Bezpieczeństwo mediów społecznościowych na drodze
Kiedy podróżuję, mam bzika na punkcie bezpieczeństwa. Czasami na własną szkodę. Jeśli nie podoba mi się klimat kierowcy taksówki, przekazuję go i idę lub czekam, aż pojawi się następna taksówka. Jeśli wyjrzę za drzwi hotelu, a mój żołądek mówi „zostańmy tu na wieczór”, nie wychodzę. Jest kilka miast, w których widziałem tylko wspaniałe hotele, ale nigdy nie żałowałem, że posłuchałem mojej intuicji - w końcu wciąż tu jestem i rzadko miałem złe doświadczenia z podróży.

Ale jedną rzeczą, którą robię - która zawsze sprawia, że ​​trochę się zatrzymuję - jest tweet. Spieszę się z odprawą na FourSquare na nowym lub rzadko odwiedzanym lotnisku i lubię od czasu do czasu robić zdjęcia dziwnych rzeczy, które napotykam i zamieszczać je w Internecie z tagiem o tym, gdzie jestem i co robię .

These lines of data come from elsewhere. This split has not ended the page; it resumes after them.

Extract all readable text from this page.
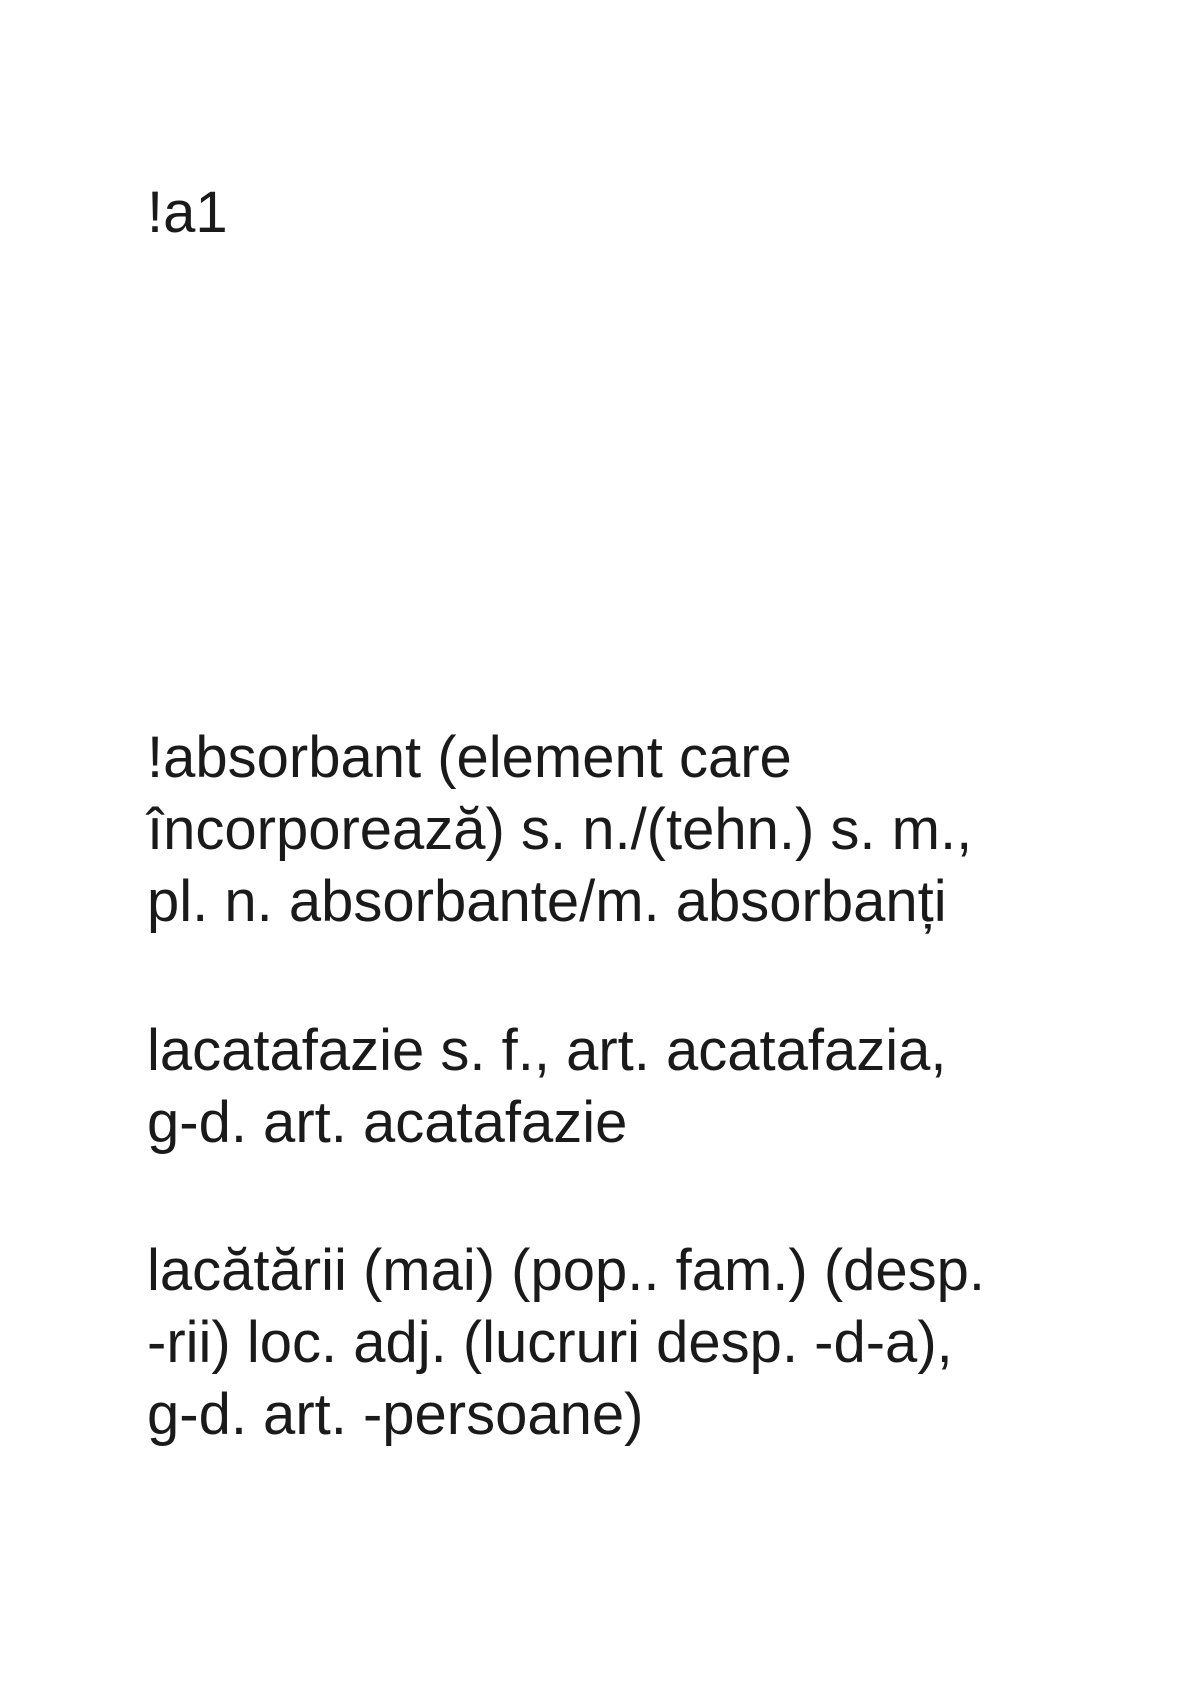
!a1

!absorbant (element care
încorporează) s. n./(tehn.) s. m.,
pl. n. absorbante/m. absorbanți

lacatafazie s. f., art. acatafazia,
g-d. art. acatafazie

lacătării (mai) (pop.. fam.) (desp.
-rii) loc. adj. (lucruri desp. -d-a),
g-d. art. -persoane)
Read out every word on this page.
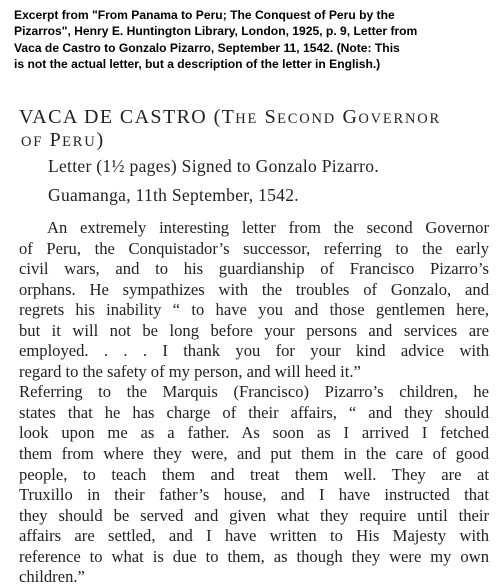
Excerpt from "From Panama to Peru; The Conquest of Peru by the
Pizarros", Henry E. Huntington Library, London, 1925, p. 9, Letter from
Vaca de Castro to Gonzalo Pizarro, September 11, 1542. (Note: This
is not the actual letter, but a description of the letter in English.)
VACA DE CASTRO (THE SECOND GOVERNOR
OF PERU)
Letter (1½ pages) Signed to Gonzalo Pizarro.
Guamanga, 11th September, 1542.
An extremely interesting letter from the second Governor
of Peru, the Conquistador’s successor, referring to the early
civil wars, and to his guardianship of Francisco Pizarro’s
orphans. He sympathizes with the troubles of Gonzalo, and
regrets his inability “ to have you and those gentlemen here,
but it will not be long before your persons and services are
employed. . . . I thank you for your kind advice with
regard to the safety of my person, and will heed it.”
Referring to the Marquis (Francisco) Pizarro’s children, he
states that he has charge of their affairs, “ and they should
look upon me as a father. As soon as I arrived I fetched
them from where they were, and put them in the care of good
people, to teach them and treat them well. They are at
Truxillo in their father’s house, and I have instructed that
they should be served and given what they require until their
affairs are settled, and I have written to His Majesty with
reference to what is due to them, as though they were my own
children.”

I jedyną rzeczą, która naprawdę mnie rozśmieszyła, był ostatni raz, kiedy byłem w Phoenix i spędziłem w Sky Harbor kolejny raz w tym roku. Znikąd mój BlackBerry zadzwonił i dostałem tweeta od kogoś, kogo nie znałem - który również był w Sky Harbor i szukał podobnych dusz, które również utknęły tam z powodu pogody i to ja niedaleko tutaj? To, czego dusza nie wiedziała, to to, że tweet był również sposobem, by mnie przerazić. Nagle mój mały, anonimowy świat nie był już taki anonimowy.

Jesteśmy tak przyzwyczajeni do strumieni informacji pochodzących z całego miejsca, że ​​czasami zapominamy, że mogą istnieć problemy z bezpieczeństwem, pozwalając nieznajomym wejść w bańkę naszego istnienia. Na Facebooku musisz mnie znać, aby zobaczyć moje aktualizacje statusu - trzymam to zamknięte dla grupy osób, którym ufam. Ale na Twitterze moje aktualizacje są na publicznej osi czasu i dlatego można je odkryć.

Co więcej, nie tylko Shadowed Tweeter znalazł mnie w Phoenix Sky Harbor; to także ważna informacja dla ludzi, aby wiedzieć, że nie ma mnie w domu (ale moje psy ZAWSZE są, więc jeśli chcesz zjeść lunch dla mojego Owczarka Niemieckiego, chodź ...). Nie chcę wracać do domu z rozbitymi drzwiami, brakującymi komputerami i telewizorami oraz naruszoną przestrzenią.

Więc rozumiem, jakie informacje wypuszczam na świat, podróżując samotnie. Myślę, że wszyscy powinni.

1. Nie publikuję mojego miejsca pobytu na Twitterze, chyba że jestem w moim rodzinnym mieście lub w jego pobliżu.

2. Jeśli używasz czegoś takiego jak FourSquare, sprawdź dwukrotnie ustawienia prywatności, aby upewnić się, że nie publikujesz automatycznie na Twitterze.

3. Jeśli aktualizacje statusu na Facebooku są otwarte dla całego świata, rozważ ograniczenie ich do osób, którym ufasz.

Nie pomijam funkcji bezpieczeństwa, która jest nieodłączną częścią takich rzeczy, jak FourSquare - jeśli gdzieś się zameldujesz i znikniesz, daje to punkt wyjścia. Po prostu nie dawaj ludziom, których nie znasz powodu, aby cię szukać - na własnej lub poza nią.

Bezpieczne podróże.

Instrukcje Wideo: Odblaskowa szkoła Chcę być bezpieczny na drodze (Może 2024).